A109 Light Utility Helicopter flight with mayor Gisborne City from the air in November 2023.

Opinion

Reserve Bank governor Adrian Orr surprised markets yesterday by dissuading them of any cuts to the official cash rate (OCR) next year and leaving the door open to a further hike in interest rates if inflationary pressures turn out to be stronger than anticipated.
Wholesale interest rate markets had been factoring
in three cuts by early 2025, starting as early as May, so it was a hawkish stance from the RBNZ in its final monetary policy statement of the year that reaffirmed its focus on winning the battle against inflation.
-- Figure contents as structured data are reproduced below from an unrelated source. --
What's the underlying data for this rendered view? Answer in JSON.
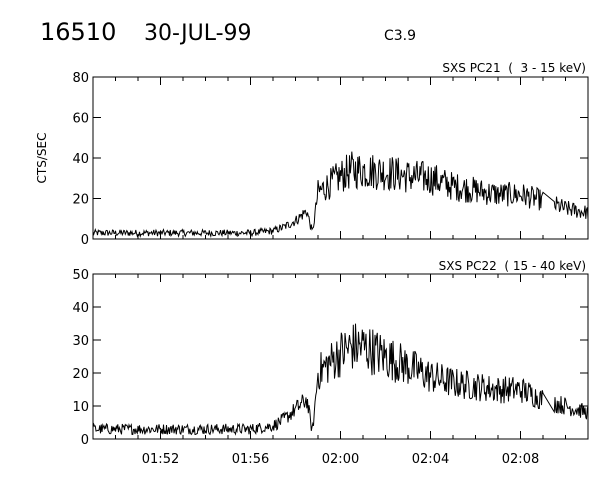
{
  "header": {
    "event_id": "16510",
    "date": "30-JUL-99",
    "flare_class": "C3.9"
  },
  "chart_data": [
    {
      "type": "line",
      "title": "SXS PC21  (  3 - 15 keV)",
      "ylabel": "CTS/SEC",
      "xlabel": "",
      "ylim": [
        0,
        80
      ],
      "yticks": [
        0,
        20,
        40,
        60,
        80
      ],
      "xlim": [
        "01:49",
        "02:11"
      ],
      "xticks": [
        "01:52",
        "01:56",
        "02:00",
        "02:04",
        "02:08"
      ],
      "grid": false,
      "series": [
        {
          "x": [
            "01:49",
            "01:50",
            "01:51",
            "01:52",
            "01:53",
            "01:54",
            "01:55",
            "01:56",
            "01:57",
            "01:57:30",
            "01:58",
            "01:58:30",
            "01:58:45",
            "01:59",
            "01:59:30",
            "02:00",
            "02:00:30",
            "02:01",
            "02:02",
            "02:03",
            "02:04",
            "02:05",
            "02:06",
            "02:07",
            "02:08",
            "02:09",
            "02:09:30",
            "02:10",
            "02:11"
          ],
          "y": [
            3,
            3,
            3,
            3,
            3,
            3,
            3,
            3,
            4,
            6,
            9,
            14,
            3,
            23,
            27,
            31,
            34,
            34,
            33,
            31,
            30,
            26,
            24,
            22,
            22,
            19,
            17,
            15,
            13
          ]
        }
      ]
    },
    {
      "type": "line",
      "title": "SXS PC22  ( 15 - 40 keV)",
      "ylabel": "",
      "xlabel": "",
      "ylim": [
        0,
        50
      ],
      "yticks": [
        0,
        10,
        20,
        30,
        40,
        50
      ],
      "xlim": [
        "01:49",
        "02:11"
      ],
      "xticks": [
        "01:52",
        "01:56",
        "02:00",
        "02:04",
        "02:08"
      ],
      "grid": false,
      "series": [
        {
          "x": [
            "01:49",
            "01:50",
            "01:51",
            "01:52",
            "01:53",
            "01:54",
            "01:55",
            "01:56",
            "01:57",
            "01:57:30",
            "01:58",
            "01:58:30",
            "01:58:45",
            "01:59",
            "01:59:30",
            "02:00",
            "02:00:30",
            "02:01",
            "02:02",
            "02:03",
            "02:04",
            "02:05",
            "02:06",
            "02:07",
            "02:08",
            "02:09",
            "02:09:30",
            "02:10",
            "02:11"
          ],
          "y": [
            3,
            3,
            3,
            3,
            3,
            3,
            3,
            3,
            4,
            6,
            9,
            12,
            2,
            20,
            23,
            26,
            28,
            28,
            25,
            22,
            19,
            17,
            16,
            15,
            15,
            12,
            11,
            10,
            8
          ]
        }
      ]
    }
  ]
}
While the Monetary Policy Committee left the OCR at 5.5 percent, as expected and where it has been since May, it gave forward guidance that it didn’t expect to lower the cash rate until 2025.
The New Zealand dollar jumped half a cent against the US dollar to US62c on the news and wholesale interest rates rose, with the two-year swap rate up 13 basis points to 5.25 percent.
Inflation for the 12 months to September was 5.6 percent, according to Stats NZ, having come off a peak of 7.3 percent in mid-2022 which was the country’s worst inflation since 1990.
While inflation had eased due to the financial pressures from higher interest rates, “. . . ongoing excess demand and inflationary pressures are of concern, given the elevated level of core inflation,” the Monetary Policy Committee said in its statement.
“If inflationary pressures were to be stronger than anticipated, the OCR would likely need to increase further.”
The surge in migration over the past year, and its impact in stoking demand, was cited as one concern.
Strong population growth had contributed to an increase in housing rents. House prices had stabilised after earlier declines, but factors such as population growth and increased nominal disposable incomes were offsetting the effect of higher debt servicing costs.
The committee noted that the new Government’s policy programme would have implications for economic activity and inflation. “Members agreed that this would be assessed as policies are formally incorporated into the Treasury’s official forecasts.”
Bank economists have responded by saying the RBNZ has successfully reset market expectations ahead of the long summer break and those would now ebb and flow with the data, particularly on the labour market and inflation expectations.
While more hawkish than expected, “. . . at the end of the day the committee acknowledged that there are risks in both directions and they will have to stay nimble as the economic picture evolves,” the ANZ said in a report.
The Reserve Bank’s new forecasts see inflation falling back into its 1-3 percent target band by September next year, and reaching the mid-point of 2 percent a year later.